Serving Clovis, Portales and the Surrounding Communities

Public works asks for cleanup funds

Monitoring well number five at the Clovis land fill was the first well to detect levels of Perchloroethylene from the old city land fill. CNJ staff photo: Eric Kluth

Clovis’ Public Works Department will ask the city commission to approve spending $117,000 to fund the first steps in cleaning up a half-mile-long plume of toxic solvent that is contaminating ground water beneath the old city landfill, Public Works Director Harry Wang said Tuesday.

City commissioners will consider the request at their Sept. 18 meeting, Wang said.

Wang told members of the city’s Public Works Committee his department will pay Camp, Dresser & McKee Inc., an Albuquerque engineering firm, $13,000 to design a system of pumps and pipes to send contaminated ground water through the city’s wastewater treatment system to its storage pond, and $104,000 to conduct tests to determine the source of the contamination.
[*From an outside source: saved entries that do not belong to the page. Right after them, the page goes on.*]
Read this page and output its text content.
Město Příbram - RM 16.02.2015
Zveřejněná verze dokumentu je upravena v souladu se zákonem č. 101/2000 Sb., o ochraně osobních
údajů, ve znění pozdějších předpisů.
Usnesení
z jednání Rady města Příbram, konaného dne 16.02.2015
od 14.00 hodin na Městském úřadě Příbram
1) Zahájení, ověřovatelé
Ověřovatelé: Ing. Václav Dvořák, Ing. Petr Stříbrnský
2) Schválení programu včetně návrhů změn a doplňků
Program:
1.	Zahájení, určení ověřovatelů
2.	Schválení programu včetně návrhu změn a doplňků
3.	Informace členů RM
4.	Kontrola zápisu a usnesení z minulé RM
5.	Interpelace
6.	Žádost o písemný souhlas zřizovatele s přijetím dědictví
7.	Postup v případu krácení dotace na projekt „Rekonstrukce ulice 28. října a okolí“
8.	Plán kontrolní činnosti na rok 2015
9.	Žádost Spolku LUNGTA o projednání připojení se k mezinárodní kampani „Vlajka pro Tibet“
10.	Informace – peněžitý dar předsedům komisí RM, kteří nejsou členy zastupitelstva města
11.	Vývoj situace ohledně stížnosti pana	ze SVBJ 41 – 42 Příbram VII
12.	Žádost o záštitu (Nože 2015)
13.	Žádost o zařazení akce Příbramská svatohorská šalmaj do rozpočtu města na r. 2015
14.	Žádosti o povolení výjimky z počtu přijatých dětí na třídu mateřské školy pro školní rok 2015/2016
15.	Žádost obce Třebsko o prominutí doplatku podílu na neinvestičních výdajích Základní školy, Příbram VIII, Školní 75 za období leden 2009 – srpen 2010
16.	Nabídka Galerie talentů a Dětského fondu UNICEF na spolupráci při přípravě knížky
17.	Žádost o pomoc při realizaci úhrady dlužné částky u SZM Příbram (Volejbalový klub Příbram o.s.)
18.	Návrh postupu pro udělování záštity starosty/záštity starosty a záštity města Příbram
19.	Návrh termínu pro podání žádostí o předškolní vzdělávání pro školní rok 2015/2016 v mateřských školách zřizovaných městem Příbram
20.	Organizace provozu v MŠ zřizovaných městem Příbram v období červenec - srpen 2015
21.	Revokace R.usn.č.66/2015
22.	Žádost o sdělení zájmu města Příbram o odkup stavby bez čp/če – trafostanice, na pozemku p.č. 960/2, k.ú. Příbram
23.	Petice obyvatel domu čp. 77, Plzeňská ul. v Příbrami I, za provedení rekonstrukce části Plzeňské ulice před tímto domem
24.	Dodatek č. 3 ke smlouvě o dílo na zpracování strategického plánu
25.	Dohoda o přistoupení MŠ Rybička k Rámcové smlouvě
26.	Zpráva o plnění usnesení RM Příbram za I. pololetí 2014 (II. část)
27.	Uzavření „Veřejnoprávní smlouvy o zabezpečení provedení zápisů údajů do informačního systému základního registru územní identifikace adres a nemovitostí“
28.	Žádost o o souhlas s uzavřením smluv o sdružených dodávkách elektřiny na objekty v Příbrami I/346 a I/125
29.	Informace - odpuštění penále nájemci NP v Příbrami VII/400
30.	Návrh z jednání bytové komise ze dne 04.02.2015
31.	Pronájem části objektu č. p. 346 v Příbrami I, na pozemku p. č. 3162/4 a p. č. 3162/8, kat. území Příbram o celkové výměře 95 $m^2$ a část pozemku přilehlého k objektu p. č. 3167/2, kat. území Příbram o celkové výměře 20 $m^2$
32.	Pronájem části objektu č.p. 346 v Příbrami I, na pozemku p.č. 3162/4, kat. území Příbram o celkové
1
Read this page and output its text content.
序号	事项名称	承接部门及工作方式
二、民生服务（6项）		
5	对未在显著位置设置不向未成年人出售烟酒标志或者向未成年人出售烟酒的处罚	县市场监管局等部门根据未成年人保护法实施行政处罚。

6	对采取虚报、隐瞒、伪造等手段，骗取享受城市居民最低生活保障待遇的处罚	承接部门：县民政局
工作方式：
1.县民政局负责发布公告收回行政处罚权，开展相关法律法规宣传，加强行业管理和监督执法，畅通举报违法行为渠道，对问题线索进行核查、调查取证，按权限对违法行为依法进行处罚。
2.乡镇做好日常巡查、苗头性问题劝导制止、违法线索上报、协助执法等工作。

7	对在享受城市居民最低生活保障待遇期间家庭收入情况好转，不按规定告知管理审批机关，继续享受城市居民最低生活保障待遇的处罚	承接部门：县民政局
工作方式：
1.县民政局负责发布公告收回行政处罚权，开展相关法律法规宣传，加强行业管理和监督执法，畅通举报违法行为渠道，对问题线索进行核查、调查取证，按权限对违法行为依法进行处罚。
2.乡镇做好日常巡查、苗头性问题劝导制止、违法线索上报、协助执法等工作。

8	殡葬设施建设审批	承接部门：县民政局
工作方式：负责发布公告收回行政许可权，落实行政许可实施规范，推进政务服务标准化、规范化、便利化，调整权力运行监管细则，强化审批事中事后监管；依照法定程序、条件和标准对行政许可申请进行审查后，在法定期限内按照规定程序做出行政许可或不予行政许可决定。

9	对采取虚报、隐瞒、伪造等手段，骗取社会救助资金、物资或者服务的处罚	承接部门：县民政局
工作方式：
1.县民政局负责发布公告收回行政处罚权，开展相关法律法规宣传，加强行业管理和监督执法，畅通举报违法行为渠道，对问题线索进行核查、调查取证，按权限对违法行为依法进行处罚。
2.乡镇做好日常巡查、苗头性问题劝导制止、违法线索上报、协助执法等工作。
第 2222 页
Wang said in May that the city has found perchloroethylene, a toxic solvent used as a cleaner in several industries, in concentrations of 50 parts per billion — 10 times the U.S. Environmental Protection Agency standard — in the soil and ground water under the old city landfill.

Beginning somewhere under the old landfill site, the plume is heading east in the Ogallala Aquifer and appears to be moving at about 20 feet per year. The plume has not left city land and, so far, has only affected city monitoring wells, said Ed Hansen, a hydrologist with the Environment Department.

Hansen said the state has required the city of Clovis to conduct the tests because determining the plume’s point of origin is an important part of the cleanup process.

“If the source is deeper, a more elaborate (cleanup) system will have to be built. If it’s not so deep, the system will not have to be so elaborate,” he said.

If the source of the pollution is deep under ground, a “dry gas venting system” with fans might be used to draw the volatile solvent to the surface as a gas and vent it. If the source is more shallow, a passive venting system could be used, Hansen said.

Cleaning up the contaminated ground could take a month to two years. Cleaning up the contaminated ground water could take from five to 10 years, Hansen said.

He said the city of Clovis is on schedule in dealing with the problem.

Wang said the city has about $600,000 in its landfill financial assurance account that the state has authorized it to spend on the cleanup process. While $600,000 will pay the capital costs of constructing the cleanup system, it will cost an additional $20,000 to $30,000 a year to pump the groundwater, for an indeterminate period of time, “hopefully 10 years,” he said.

“This is a can of worms,” Wang said.